Her book Eve's Blessing argues that the cultural normalization of women's pain has roots in patriarchal systems that historically treated women as property and continue to inform medical institutions today. She contends that the expectation of suffering during menstruation, childbirth, and first-time sex stems from misinterpretations of religious texts rather than Biblical truth, using the curse of Eve as an example of a mistranslation used to justify dismissing women's pains and health concerns. Weiss is critical of healthcare providers who fail to treat women as sexual beings, citing the routine neglect of sexual side effects when prescribing medications such as birth control and the dismissal of female sexual dysfunctions that could be indicative of major health problems, especially in older age. Ultimately, Weiss argues that womanhood should be defined not by the endurance of pain, but the capacity for pleasure.

==Education==
Weiss is a feminist. She holds a Master of Arts in clinical psychology from Antioch University, a Master of Professional Studies in sexual health from the University of Minnesota, a Bachelor of Science in cognitive neuroscience from Brown University, and a Bachelor of Arts in gender and sexuality studies and modern culture and media from Brown University.

== Erotic content and performance art ==
Weiss works as an erotic performance artist and model under the stage names Shoshanna Blanca and Jesus Christ Pornstar. In her book Subjectified, she details her decision to engage in online sex work, describing an initial hesitation rooted in concerns about objectification before experiencing what she calls an "epiphany" regarding the liberatory potential of pleasure as work. She has described her OnlyFans as an "art gallery" providing a visual companion to her writing.

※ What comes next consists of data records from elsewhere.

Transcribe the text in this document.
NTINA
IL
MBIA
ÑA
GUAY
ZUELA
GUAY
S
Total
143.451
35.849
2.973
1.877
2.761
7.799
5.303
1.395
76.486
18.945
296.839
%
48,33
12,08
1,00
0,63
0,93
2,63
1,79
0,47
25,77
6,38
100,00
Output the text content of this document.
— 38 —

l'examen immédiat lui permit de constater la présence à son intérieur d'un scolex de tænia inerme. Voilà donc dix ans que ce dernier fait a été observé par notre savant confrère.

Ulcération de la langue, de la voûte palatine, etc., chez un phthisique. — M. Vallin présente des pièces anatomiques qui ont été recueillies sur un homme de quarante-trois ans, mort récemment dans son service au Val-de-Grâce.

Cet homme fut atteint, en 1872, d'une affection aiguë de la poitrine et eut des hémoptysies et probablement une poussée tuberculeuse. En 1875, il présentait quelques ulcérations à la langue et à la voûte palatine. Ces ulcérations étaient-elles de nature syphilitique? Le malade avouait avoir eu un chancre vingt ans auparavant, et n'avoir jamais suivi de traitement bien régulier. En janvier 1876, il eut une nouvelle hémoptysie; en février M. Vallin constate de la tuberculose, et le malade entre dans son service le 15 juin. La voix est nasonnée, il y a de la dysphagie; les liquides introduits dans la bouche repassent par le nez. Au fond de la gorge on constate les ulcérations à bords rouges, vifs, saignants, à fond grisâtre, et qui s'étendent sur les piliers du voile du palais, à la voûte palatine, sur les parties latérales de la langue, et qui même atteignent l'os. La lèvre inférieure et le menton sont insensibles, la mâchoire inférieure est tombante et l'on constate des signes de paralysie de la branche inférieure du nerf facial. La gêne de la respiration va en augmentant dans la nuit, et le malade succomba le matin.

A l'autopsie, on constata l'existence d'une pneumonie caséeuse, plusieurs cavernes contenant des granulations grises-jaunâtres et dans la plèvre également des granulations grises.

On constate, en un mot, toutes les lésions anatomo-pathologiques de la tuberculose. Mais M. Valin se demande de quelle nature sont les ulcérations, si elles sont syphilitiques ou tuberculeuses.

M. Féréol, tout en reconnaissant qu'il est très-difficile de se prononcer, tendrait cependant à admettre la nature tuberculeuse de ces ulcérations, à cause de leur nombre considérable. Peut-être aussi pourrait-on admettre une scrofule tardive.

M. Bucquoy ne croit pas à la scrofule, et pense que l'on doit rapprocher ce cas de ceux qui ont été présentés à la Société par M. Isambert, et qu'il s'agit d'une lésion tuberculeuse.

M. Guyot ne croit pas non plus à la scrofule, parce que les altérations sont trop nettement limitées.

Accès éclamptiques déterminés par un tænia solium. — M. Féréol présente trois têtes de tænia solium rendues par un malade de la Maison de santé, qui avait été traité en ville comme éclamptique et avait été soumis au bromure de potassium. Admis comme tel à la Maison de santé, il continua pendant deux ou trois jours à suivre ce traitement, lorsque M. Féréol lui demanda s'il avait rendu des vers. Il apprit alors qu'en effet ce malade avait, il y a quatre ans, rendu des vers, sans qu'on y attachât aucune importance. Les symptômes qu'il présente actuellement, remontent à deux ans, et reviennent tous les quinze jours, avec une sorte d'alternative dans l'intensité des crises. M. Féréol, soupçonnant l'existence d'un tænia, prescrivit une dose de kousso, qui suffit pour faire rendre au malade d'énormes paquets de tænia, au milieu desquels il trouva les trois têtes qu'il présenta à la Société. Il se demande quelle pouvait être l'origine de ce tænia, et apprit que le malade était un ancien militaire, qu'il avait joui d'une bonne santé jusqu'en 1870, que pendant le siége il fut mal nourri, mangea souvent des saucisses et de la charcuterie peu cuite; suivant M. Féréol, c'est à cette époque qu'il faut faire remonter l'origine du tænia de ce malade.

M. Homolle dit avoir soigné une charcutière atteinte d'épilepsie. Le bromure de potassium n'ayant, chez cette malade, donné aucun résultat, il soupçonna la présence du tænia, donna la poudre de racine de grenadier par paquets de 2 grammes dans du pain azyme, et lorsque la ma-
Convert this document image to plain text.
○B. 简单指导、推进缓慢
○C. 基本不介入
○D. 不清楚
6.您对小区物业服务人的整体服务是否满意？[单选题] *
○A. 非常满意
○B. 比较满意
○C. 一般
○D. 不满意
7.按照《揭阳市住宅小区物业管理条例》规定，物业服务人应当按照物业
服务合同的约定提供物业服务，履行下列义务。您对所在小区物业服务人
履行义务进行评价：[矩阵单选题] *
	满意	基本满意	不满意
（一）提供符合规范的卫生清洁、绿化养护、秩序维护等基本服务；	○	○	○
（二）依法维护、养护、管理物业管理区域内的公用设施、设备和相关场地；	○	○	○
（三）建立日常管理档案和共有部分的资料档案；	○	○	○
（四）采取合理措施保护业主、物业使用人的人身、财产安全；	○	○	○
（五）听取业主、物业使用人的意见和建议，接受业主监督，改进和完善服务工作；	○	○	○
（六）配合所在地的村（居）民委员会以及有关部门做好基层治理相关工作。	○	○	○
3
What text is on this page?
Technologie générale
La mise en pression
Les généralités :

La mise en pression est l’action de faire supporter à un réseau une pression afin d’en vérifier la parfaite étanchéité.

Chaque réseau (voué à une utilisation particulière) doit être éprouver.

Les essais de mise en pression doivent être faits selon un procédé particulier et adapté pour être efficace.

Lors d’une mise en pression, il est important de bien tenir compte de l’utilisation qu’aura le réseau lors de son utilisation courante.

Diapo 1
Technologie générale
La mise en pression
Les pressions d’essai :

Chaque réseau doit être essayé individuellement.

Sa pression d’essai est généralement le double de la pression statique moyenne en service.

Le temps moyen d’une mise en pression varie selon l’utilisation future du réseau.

Her primary performance art project The Second Coming blends Christian and Jewish imagery and concepts with erotic content to make "sexuality sacred" and redefine purity. She explores themes of divinity, sexual shame, and body autonomy through body art, music, prayer, educational vlogs, and sensual performances. A companion project, Uncovering Eve, presents images, Bible verses, and videos reinterpreting the Biblical story of Adam and Eve through a feminist lens, serving as a visual extension of her award-winning book Eve's Blessing. Weiss has described her performance work as an extension of her advocacy and academic views on sexual shame, purity culture, and the destigmatization of sex work.